Meskipun dokumen BPUPKI mengenai perdebatan tentang landasan falsafah negara itu belum lengkap, dari dokumen itu dapat diketahui adanya perbedaan pandangan yang cukup tajam antara golongan kebangsaan dan golongan Islam dalam perumusan landasan falsafah negara. Seperti terekam dalam pidato Soepomo dalam BPUPKI terdapat dua golongan, yang disebut “golongan ahli agama” atau “golongan Islam” yang menghendaki negara berdasarkan Islam dan “golongan kebangsaan” yang menghendaki “negara persatuan nasional yang memisahkan urusan keagamaan dan urusan kenegaraan”.
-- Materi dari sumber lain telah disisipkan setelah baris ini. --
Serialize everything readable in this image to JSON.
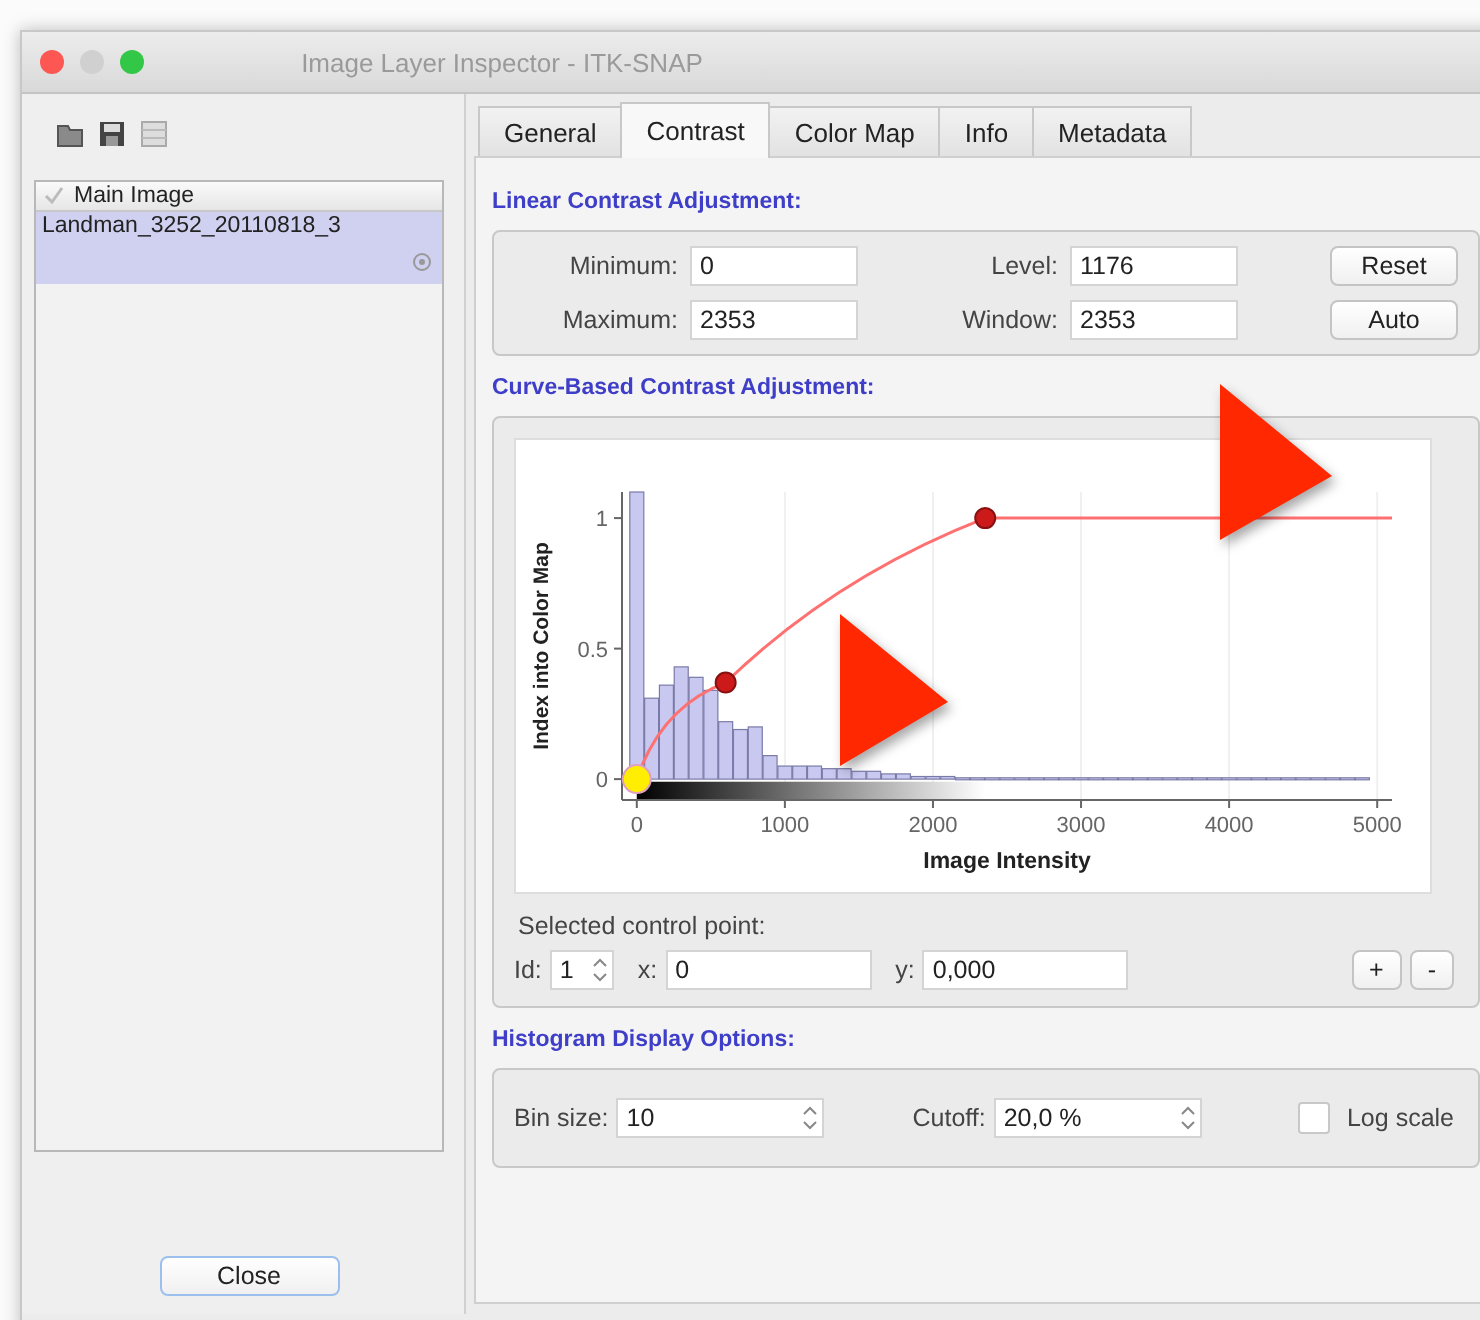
{
  "window": {
    "title": "Image Layer Inspector - ITK-SNAP"
  },
  "layer_list": {
    "header": "Main Image",
    "items": [
      {
        "name": "Landman_3252_20110818_3",
        "selected": true
      }
    ]
  },
  "close_button": "Close",
  "tabs": [
    {
      "label": "General",
      "selected": false
    },
    {
      "label": "Contrast",
      "selected": true
    },
    {
      "label": "Color Map",
      "selected": false
    },
    {
      "label": "Info",
      "selected": false
    },
    {
      "label": "Metadata",
      "selected": false
    }
  ],
  "linear": {
    "title": "Linear Contrast Adjustment:",
    "fields": [
      {
        "label": "Minimum:",
        "value": "0"
      },
      {
        "label": "Level:",
        "value": "1176"
      },
      {
        "label": "Maximum:",
        "value": "2353"
      },
      {
        "label": "Window:",
        "value": "2353"
      }
    ],
    "buttons": [
      "Reset",
      "Auto"
    ]
  },
  "curve": {
    "title": "Curve-Based Contrast Adjustment:",
    "chart_data": {
      "type": "bar",
      "xlabel": "Image Intensity",
      "ylabel": "Index into Color Map",
      "xlim": [
        -100,
        5100
      ],
      "ylim": [
        -0.08,
        1.1
      ],
      "xticks": [
        0,
        1000,
        2000,
        3000,
        4000,
        5000
      ],
      "yticks": [
        0,
        0.5,
        {
          "value": 1,
          "label": "1"
        }
      ],
      "grid": true,
      "series": [
        {
          "color": "#c8c8f0",
          "x": [
            0,
            100,
            200,
            300,
            400,
            500,
            600,
            700,
            800,
            900,
            1000,
            1100,
            1200,
            1300,
            1400,
            1500,
            1600,
            1700,
            1800,
            1900,
            2000,
            2100,
            2200,
            2300,
            2400,
            2500,
            2600,
            2700,
            2800,
            2900,
            3000,
            3100,
            3200,
            3300,
            3400,
            3500,
            3600,
            3700,
            3800,
            3900,
            4000,
            4100,
            4200,
            4300,
            4400,
            4500,
            4600,
            4700,
            4800,
            4900
          ],
          "values": [
            1.1,
            0.31,
            0.36,
            0.43,
            0.39,
            0.34,
            0.22,
            0.19,
            0.2,
            0.09,
            0.05,
            0.05,
            0.05,
            0.04,
            0.04,
            0.03,
            0.03,
            0.02,
            0.02,
            0.01,
            0.01,
            0.01,
            0.005,
            0.005,
            0.005,
            0.005,
            0.005,
            0.005,
            0.005,
            0.005,
            0.005,
            0.005,
            0.005,
            0.005,
            0.005,
            0.005,
            0.005,
            0.005,
            0.005,
            0.005,
            0.005,
            0.005,
            0.005,
            0.005,
            0.005,
            0.005,
            0.005,
            0.005,
            0.005,
            0.005
          ]
        },
        {
          "type": "line",
          "color": "#ff7070",
          "x": [
            0,
            600,
            2353,
            5100
          ],
          "values": [
            0,
            0.37,
            1,
            1
          ]
        }
      ]
    },
    "control_points": [
      {
        "selected": true
      },
      {
        "selected": false
      },
      {
        "selected": false
      }
    ],
    "selected_label": "Selected control point:",
    "id": {
      "label": "Id:",
      "value": "1"
    },
    "x": {
      "label": "x:",
      "value": "0"
    },
    "y": {
      "label": "y:",
      "value": "0,000"
    },
    "buttons": [
      "+",
      "-"
    ]
  },
  "histogram": {
    "title": "Histogram Display Options:",
    "bin_size": {
      "label": "Bin size:",
      "value": "10"
    },
    "cutoff": {
      "label": "Cutoff:",
      "value": "20,0 %"
    },
    "log_scale": {
      "label": "Log scale",
      "checked": false
    }
  }
}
Soekarno yang menjadi pembicara terakhir dalam “dengar pendapat” mengenai rumusan landasan falsafah negara, tampaknya mencoba menjembatani perbedaan kedua golonga itu. Ia mengajukan lima landasan falsafah negara, yang dinamakan “Pancasila”, terdiri atas kebangsaan, internasionalisme atau demokrasi, kerakyatan, keadilan sosial, dan ketuhanan.

Jika dianalisis secara seksama, maka kedudukan hukum Islam yang diperjuangkan oleh para tokoh. Termasuk Ki Bagus Hadikusumo, dalam rancangan konstitusi Indonesia merdeka diatas, bersifat eksplisit dan mempunyai posisi yang kuat sebagai cita hukum (recht sidee). Rumusan cita hukum itu terdapat dalam naskah pembukaan UUD yang kedudukannya — jika dilihat dari sudut pandang teori Hans Kelsen dan Mawicsky – lebih tinggi dari pasal UUD, rumusan itu adalah statsfundamentalnorm atau “pokok kaidah fundamental negeri” seperti diterjemahkan oleh Notonegoro.

Begitulah kembara perjuangan para pejuang Islam di bumi Indonesia tercinta. Perdebatan, hinaan, hingga disikut lawan; sudah menjadi makanan sehari-hari. Tapi itulah perjuangan yang akhirnya menyuarakan suara Islam sebagai penduduk mayoritas. Yang membentuk masyarakat Indonesia menjadi insan berakhlak dan berpengetahuan. Tanpa cita dan asa kuat seperti itu, dakwah insan di bumi Indonesia akan semakin bias dan utopis.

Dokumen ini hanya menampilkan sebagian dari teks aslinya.